The failure to identify
biomarkers of clinical significance for
cancer diagnosis and prognosis generated a great deal of skepticism in regard to the usefulness of
autoantibody-based methods. SEREX was a major advancement in immunoscreening that resulted in the identification of a large group of
autoantigens recognized by
cancer sera. However, few SEREX-defined
autoantigens have proven to have definitive diagnostic value in clinical practice. Often, the identified
antigens are patient-specific rather than
tumor-specific and many
tumor-associated
antigens are rare in expression libraries made from non-autologous cells. Since
autoantibodies are part of the normal immune response, it can be difficult to single out
tumor-associated
antibodies from the scores of irrelevant patient-specific responses.
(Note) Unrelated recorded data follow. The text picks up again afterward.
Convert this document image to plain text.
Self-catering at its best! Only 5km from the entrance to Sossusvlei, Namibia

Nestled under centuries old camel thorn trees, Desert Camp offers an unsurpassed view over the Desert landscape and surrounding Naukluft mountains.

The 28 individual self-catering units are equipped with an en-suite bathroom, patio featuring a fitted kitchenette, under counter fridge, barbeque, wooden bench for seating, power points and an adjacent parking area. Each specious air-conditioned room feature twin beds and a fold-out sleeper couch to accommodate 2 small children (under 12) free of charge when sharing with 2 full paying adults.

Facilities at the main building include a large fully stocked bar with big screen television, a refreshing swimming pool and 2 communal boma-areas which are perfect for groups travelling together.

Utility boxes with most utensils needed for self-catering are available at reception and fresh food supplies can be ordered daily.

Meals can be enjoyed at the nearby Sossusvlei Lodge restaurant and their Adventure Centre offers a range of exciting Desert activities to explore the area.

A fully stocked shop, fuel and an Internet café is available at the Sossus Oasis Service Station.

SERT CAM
In our view, any practical approach for identifying
cancer-related
autoantigens must include an integral strategy for demonstrating
tumor relevance early in the screening process. Care must also be taken not to exclude potentially important
autoantibodies by pre-screening manipulations to patient sera. We have introduced substantial modifications in SEREX, designed to minimize confounding effects of unrelated
autoantibodies and to eliminate steps that preclude the identification of
cancer-related
autoantigens commonly recognized by
cancer sera. In addition, we incorporate methodology to identify candidate
antigens that have potential diagnostic or prognostic value prior to their molecular cloning and characterization.